Le Seigneur des anneaux : la communauté de l’anneau, de Peter Jackson * *
Trois anneaux pour les rois Elfes sous le Ciel.
Sept pour les Seigneurs Nains dans leurs demeures de pierre.
Neuf pour les Hommes mortels voués au trépas.
Un pour le Seigneur des ténèbres sur son sombre trône,
Dans le pays de Mordor où s’étendent les ombres.
Un anneau pour les gouverner tous. Un anneau pour les trouver.
Un anneau pour les amener tous et dans les ténèbres les lier…
L’anneau du Seigneur des ténèbres, vaincu par les Hommes et les Elfes, s’est perdu au lieu d’être détruit. Or le Seigneur survit à travers son anneau, qui fait partie intégrante de lui. L’Anneau de Pouvoir a une volonté propre. Il rend puissant son porteur, mais le ronge et le porte vers le mal. Hommes, Elfes et Nains doivent le retrouver et le détruire, avant que l’emprise du Seigneur des Ténèbres ne s’étende à nouveau sur le monde…
Or l’anneau, chose imprévisible, est tombé entre les mains d’une race négligée, la moins ambitieuse de toute la Terre, pour laquelle le bonheur consiste à vivre caché, dans une région verdoyante (la Comté), à faire six repas par jour et à fumer la pipe. Une race d’êtres petits, poilus, casaniers et trouillards, et par conséquent très résistants au pouvoir de l’Anneau : les Hobbits. Un quatuor de jeunes gaillards qui n’avaient jamais quitté leur village va donc laisser derrière lui la Comté et traverser, pour détruire l’anneau, les forêts, les montagnes et les déserts de la Terre du Milieu…

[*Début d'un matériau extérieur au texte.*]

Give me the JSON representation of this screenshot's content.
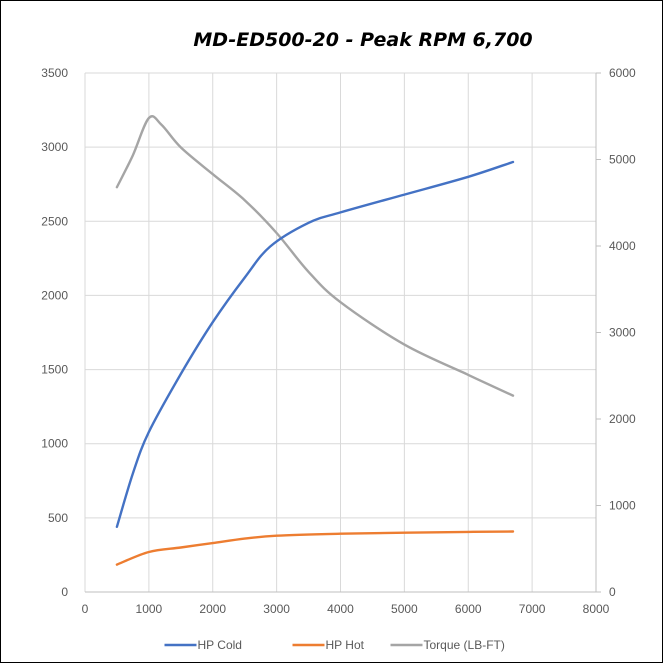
{
  "chart_data": {
    "type": "line",
    "title": "MD-ED500-20 - Peak RPM 6,700",
    "xlabel": "",
    "ylabel": "",
    "y2label": "",
    "xlim": [
      0,
      8000
    ],
    "ylim": [
      0,
      3500
    ],
    "y2lim": [
      0,
      6000
    ],
    "x_ticks": [
      0,
      1000,
      2000,
      3000,
      4000,
      5000,
      6000,
      7000,
      8000
    ],
    "y_ticks": [
      0,
      500,
      1000,
      1500,
      2000,
      2500,
      3000,
      3500
    ],
    "y2_ticks": [
      0,
      1000,
      2000,
      3000,
      4000,
      5000,
      6000
    ],
    "grid": true,
    "legend_position": "bottom",
    "series": [
      {
        "name": "HP Cold",
        "axis": "left",
        "color": "#4472c4",
        "points": [
          [
            500,
            440
          ],
          [
            750,
            800
          ],
          [
            1000,
            1080
          ],
          [
            1500,
            1470
          ],
          [
            2000,
            1820
          ],
          [
            2500,
            2120
          ],
          [
            2900,
            2330
          ],
          [
            3500,
            2490
          ],
          [
            4000,
            2560
          ],
          [
            5000,
            2680
          ],
          [
            6000,
            2800
          ],
          [
            6700,
            2900
          ]
        ]
      },
      {
        "name": "HP Hot",
        "axis": "left",
        "color": "#ed7d31",
        "points": [
          [
            500,
            185
          ],
          [
            1000,
            270
          ],
          [
            1500,
            300
          ],
          [
            2000,
            330
          ],
          [
            2500,
            360
          ],
          [
            3000,
            380
          ],
          [
            4000,
            393
          ],
          [
            5000,
            400
          ],
          [
            6000,
            405
          ],
          [
            6700,
            408
          ]
        ]
      },
      {
        "name": "Torque (LB-FT)",
        "axis": "right",
        "color": "#a5a5a5",
        "points": [
          [
            500,
            4680
          ],
          [
            750,
            5050
          ],
          [
            1000,
            5480
          ],
          [
            1200,
            5400
          ],
          [
            1500,
            5140
          ],
          [
            2000,
            4830
          ],
          [
            2500,
            4530
          ],
          [
            3000,
            4150
          ],
          [
            3500,
            3700
          ],
          [
            4000,
            3350
          ],
          [
            5000,
            2860
          ],
          [
            6000,
            2510
          ],
          [
            6700,
            2270
          ]
        ]
      }
    ]
  }
}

Ce résumé est un peu long, je vous en demande pardon. C’est que, désormais bien connue en France, mais sous-estimée encore du point de vue littéraire, la gigantesque épopée de J.R.R. Tolkien est une des œuvres les plus riches et les plus admirables du siècle dernier. Absolument. Et le projet de Peter Jackson d’adapter la totalité du Seigneur des anneaux en une trilogie dont La Communauté de l’anneau est le premier volet (la suite à Noël 2002 et Noël 2003) a le double mérite de réjouir Olivier Boraz, et de témoigner que le cinéaste néo-zélandais a manifestement fondu un plomb.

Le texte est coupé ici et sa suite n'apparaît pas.